If only life was as simple as turning off a light when we’re not interested in romantic attention, and keeping it on when we are. Can’t really ask for a much clearer sign than that, can you?
Unfortunately, however, real life bears very little, if no resemblance at all, to the hit show Take Me Out, hosted by Paddy McGuinness, in which a panel of 30 girls simply (being the operative word) make their intentions to the featured male descending from a lift crystal clear through the touch of a button. If they’re interested, they keep their light on. And if they’re not, they don’t.
But good old reality dictates a rather stark difference. You see, increasing numbers of people are either failing to read the signs properly, or deliberately refusing to. We call these people stalkers.
News over the last few weeks has been particularly rife with stories of the like. Kylie Minogue calling police over Twitter stalker scare, to name but one example.
But whereas celebrities have battled with stalkers ever since the inception of fame, more and more of us ‘plebs’ are suffering similarly.
It was only last week that the voyeuristic practices of a certain stalker were revealed after a hidden camera in the changing room of a leisure centre was found. And this is not an isolated event.
“MP’s demand law against stalking”, we were told yesterday. Because it would seem that they have yet to come up with a definition of what stalking actually consists of, especially for us ‘plebs’. But is it any wonder?
You see, us ‘plebs’ are not making it very easy.
Take the aforementioned show, as an example. Forget the regular voyeurism which is involved, in that millions of us watch a bunch of scantily clad women downgrade themselves on national television to win a date with whoever ‘reveals themselves’, and whoever has ‘revealed themselves’ publicly rejecting whoever has offered themselves up on a plate. There’s a much more serious issue in that there seems to exist a term which I have coined, ‘inverted voyeurism’. It’s not so much that we are inappropriately watching others doing the aforementioned (although this is also a concern - when did we become this kind of society?), but that the ‘others’ in question are inappropriately thrusting themselves into view – on purpose. It’s as if they’re begging for the degradation, the shame, the rejection and the cheap sexual stereotype which they will inevitably become.
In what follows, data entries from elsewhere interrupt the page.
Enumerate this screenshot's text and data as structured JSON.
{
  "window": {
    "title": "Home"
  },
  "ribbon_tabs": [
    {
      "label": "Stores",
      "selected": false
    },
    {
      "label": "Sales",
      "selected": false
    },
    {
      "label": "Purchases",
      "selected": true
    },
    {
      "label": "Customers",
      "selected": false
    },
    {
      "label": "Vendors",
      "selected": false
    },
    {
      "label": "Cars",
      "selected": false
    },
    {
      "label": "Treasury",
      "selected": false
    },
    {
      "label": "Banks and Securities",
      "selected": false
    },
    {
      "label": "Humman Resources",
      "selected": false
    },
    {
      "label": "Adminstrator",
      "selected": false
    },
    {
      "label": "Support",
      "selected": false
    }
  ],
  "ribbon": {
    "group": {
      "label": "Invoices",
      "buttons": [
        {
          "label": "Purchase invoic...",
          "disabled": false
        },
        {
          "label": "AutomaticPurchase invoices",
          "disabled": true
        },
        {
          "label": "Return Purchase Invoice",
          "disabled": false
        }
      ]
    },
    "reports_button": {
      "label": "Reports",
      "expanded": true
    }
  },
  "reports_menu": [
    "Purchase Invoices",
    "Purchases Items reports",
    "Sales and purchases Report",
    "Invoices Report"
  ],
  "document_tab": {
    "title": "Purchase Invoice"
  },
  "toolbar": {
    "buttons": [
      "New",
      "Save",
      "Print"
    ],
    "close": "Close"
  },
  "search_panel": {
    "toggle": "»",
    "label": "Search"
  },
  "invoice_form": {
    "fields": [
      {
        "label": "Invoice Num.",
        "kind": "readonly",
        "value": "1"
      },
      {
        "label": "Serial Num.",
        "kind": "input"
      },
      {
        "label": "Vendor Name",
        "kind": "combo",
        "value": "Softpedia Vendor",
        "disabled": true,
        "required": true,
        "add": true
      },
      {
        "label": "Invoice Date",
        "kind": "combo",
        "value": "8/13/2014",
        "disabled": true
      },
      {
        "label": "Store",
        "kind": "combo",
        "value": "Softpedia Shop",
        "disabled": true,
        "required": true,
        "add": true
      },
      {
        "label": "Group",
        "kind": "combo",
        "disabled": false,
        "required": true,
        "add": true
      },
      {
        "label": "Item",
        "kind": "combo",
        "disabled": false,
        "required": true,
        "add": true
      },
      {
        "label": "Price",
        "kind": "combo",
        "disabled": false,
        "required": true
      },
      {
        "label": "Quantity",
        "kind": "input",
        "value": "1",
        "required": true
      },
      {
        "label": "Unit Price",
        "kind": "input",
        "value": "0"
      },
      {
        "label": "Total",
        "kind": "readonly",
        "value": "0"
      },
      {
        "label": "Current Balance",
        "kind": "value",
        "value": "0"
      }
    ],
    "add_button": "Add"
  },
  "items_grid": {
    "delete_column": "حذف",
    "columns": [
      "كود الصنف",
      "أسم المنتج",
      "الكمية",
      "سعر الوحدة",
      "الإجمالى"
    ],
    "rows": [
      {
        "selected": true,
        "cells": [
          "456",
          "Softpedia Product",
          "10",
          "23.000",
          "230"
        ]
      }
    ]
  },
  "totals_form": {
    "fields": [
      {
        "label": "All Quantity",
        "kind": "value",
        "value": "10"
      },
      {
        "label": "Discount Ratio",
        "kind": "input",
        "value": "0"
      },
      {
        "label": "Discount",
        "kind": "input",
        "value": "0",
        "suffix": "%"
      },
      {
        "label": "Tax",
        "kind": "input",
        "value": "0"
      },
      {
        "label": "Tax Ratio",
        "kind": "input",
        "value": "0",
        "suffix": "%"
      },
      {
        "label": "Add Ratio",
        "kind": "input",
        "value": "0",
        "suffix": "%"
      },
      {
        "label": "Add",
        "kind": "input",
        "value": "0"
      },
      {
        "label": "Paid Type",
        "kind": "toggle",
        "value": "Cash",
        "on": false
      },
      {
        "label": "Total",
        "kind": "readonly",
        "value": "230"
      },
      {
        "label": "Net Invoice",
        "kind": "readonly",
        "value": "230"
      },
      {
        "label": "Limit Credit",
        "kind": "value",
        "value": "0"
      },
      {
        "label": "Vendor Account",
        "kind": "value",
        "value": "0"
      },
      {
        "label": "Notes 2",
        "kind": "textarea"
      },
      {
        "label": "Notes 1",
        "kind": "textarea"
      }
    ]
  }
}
Why is the definition of stalking so confused? Because of these realities. We might not think of them as related, but they are.
Celebrities have always had the same quandary – they want to be famous, they want others to watch them, and they want to be wanted – until it takes a nasty turn. But now we ‘plebs’ are able and willing to be portrayed in the same light (and Take Me Out is by no means the only culprit – think even of our bandying about of terms such as ‘Facebook stalking’), a similar dilemma eludes when judging just how far one has to go for a line to be crossed.
If only we all had Paddy protection.